The SEC’s civil law suit against Goldman Sachs has contributed to a two-day fall in crude price, as has the grounding of aircraft due to the volcanic ash spreading from Iceland across Europe and now affecting even Japan. If the price stays down around $80/b, then Iran’s floating supply will presumably disappear fairly rapidly.

The effects of US efforts to isolate Iran over its continued development of enriched nuclear fuel have so far been pretty well countered by Iran. Certainly China’s commitment to continue importing Iranian crude is a serious blow to the US.

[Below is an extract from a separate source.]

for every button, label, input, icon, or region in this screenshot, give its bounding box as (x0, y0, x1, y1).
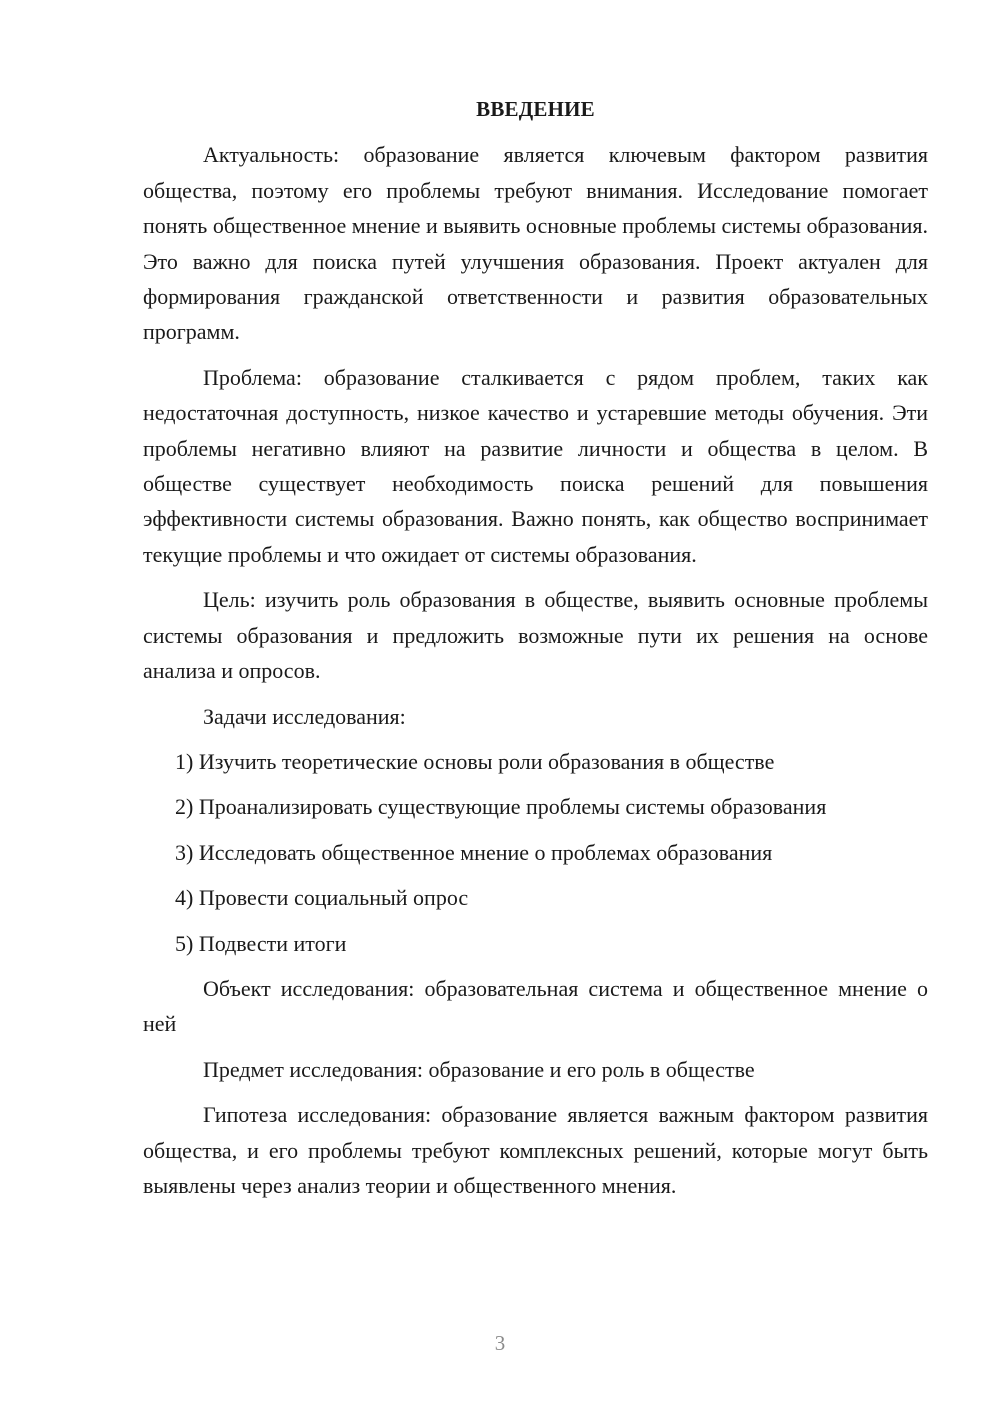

But the US has had better luck attacking Iran’s need to import refined products. Iran’s refineries can meet about two-thirds of the country’s demand. The remaining third is imported, and until last year, most of the 120,000 b/d Iran imported came from India. That has mostly been replaced by imports from China and Malaysia, and Iran has plans to upgrade its refineries by 2013 to become self-sufficient in gasoline production.

Still, the US has been partially effective in discouraging investment in Iran’s oil and natural gas industries, which will make it more difficult for the country to bring new production on-line in a timely manner. While an embargo on gasoline may be more effective than an embargo on exports, neither has any real chance of altering Iran’s determination to build its nuclear capability.

The one thing the US can exploit are the market inefficiencies that Iran has introduced into its oil markets. Because its refineries are old Iran is forced to retain its lighter, easier-to-refine crude in order to make gasoline for domestic consumption. This prevents Iran from getting better pricing for the better grade of crude.

Once the exported crude is refined, it is imported back to Iran as gasoline, a more costly product than crude. To add even more pain to the transaction, the Iranian government subsidizes gasoline heavily within the country. The government must pay this subsidy in order to ensure a certain amount of domestic tranquility. Despite its hydrocarbon riches, Iranian per capita income is under $5,000. Gasoline priced at market rates would be unaffordable for most Iranian citizens.

US sanctions make Iran’s situation worse, but the sanctions by themselves will never be decisive. OPEC, particularly Saudi Arabia, will not allow Iranian crude oil to clog the Gulf indefinitely. The Saudis and the Kuwaitis will withdraw barrels from production if they must in order to support crude shipments from Iran. The US really has no effective response to such a move, given that without Iranian crude there is sure to be a nasty spike in crude prices.

The buildup of circling tankers in the Persian Gulf does not indicate that the US policy of isolating Iran is working. It is far more likely that the growing number of tankers is the result of seasonal fluctuations and poor government in Iran.